Le nombre de nouvelles infections est en léger recul depuis la semaine dernière et s'est stabilisé à un niveau élevé, note la Task force Covid-19 dans son dernier rapport. Les mesures prises par le gouvernement semblent donc produire leurs effets.
Selon les scientifiques, elles ne vont cependant probablement pas assez loin pour endiguer la propagation du virus, surtout dans la perspective des fêtes de fin d'année.
En une semaine, du 5 au 11 novembre, 678 nouvelles infections ont été dénombrées en moyenne quotidiennement.
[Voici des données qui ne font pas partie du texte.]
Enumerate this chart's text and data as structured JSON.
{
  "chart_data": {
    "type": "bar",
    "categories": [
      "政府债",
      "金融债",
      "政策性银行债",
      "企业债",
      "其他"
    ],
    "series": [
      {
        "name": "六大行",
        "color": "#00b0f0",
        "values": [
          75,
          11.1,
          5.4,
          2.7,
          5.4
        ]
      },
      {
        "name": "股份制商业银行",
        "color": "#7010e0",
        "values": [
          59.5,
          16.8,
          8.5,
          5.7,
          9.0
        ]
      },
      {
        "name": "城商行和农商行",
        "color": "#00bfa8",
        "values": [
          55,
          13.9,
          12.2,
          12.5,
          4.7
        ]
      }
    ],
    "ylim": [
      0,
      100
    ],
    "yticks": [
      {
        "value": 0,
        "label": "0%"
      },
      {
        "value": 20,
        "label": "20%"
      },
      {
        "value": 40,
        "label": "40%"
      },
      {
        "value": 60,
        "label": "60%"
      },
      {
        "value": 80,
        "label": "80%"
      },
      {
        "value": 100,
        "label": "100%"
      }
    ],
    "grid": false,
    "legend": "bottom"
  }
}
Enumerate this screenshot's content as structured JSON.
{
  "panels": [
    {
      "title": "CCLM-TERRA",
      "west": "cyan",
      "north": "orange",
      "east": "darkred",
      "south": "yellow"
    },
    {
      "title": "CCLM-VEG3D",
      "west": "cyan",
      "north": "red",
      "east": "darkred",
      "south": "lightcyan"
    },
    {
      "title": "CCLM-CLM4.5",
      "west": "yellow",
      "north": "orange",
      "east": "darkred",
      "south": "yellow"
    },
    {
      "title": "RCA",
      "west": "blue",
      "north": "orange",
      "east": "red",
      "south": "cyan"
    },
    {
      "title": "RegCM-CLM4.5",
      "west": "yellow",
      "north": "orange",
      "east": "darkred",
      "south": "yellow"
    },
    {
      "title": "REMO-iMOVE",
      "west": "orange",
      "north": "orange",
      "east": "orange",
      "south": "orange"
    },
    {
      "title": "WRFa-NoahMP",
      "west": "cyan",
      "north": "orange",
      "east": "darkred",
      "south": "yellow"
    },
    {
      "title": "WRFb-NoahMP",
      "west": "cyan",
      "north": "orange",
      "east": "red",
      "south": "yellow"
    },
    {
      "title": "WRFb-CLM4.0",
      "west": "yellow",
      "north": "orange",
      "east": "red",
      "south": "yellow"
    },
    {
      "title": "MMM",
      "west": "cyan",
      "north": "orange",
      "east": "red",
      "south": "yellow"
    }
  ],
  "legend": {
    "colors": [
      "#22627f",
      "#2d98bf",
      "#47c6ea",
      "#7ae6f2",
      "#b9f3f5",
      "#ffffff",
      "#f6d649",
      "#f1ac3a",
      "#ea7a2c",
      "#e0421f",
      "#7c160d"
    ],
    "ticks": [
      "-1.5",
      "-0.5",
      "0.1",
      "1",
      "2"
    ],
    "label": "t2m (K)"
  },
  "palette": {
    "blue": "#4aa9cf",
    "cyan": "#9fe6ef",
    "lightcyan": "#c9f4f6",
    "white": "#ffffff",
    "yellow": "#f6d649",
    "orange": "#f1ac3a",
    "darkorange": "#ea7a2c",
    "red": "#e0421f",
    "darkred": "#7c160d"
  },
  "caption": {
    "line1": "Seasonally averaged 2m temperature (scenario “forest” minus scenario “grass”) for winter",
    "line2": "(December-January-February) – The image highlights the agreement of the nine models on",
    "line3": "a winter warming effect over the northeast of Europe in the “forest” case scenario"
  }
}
La semaine précédente, c'était 800. La situation s'est légèrement calmée, mais le virus est toujours très présent dans la société et pourrait relativement vite reprendre sa propagation, selon le Docteur Paul Wilmes, membre de la Task force Covid-19.
C'est pourquoi il n'est pas encore établi que le pic de la vague automnale est derrière nous. Même si le taux de reproduction est tombé à 0,93 la semaine dernière, ce qui signifie qu'une personne infectée en contamine moins d'une autre. Pour pouvoir véritablement parler d'un endiguement du virus, il faudrait que le taux de reproduction baisse au moins à 0,8 pendant plusieurs semaines.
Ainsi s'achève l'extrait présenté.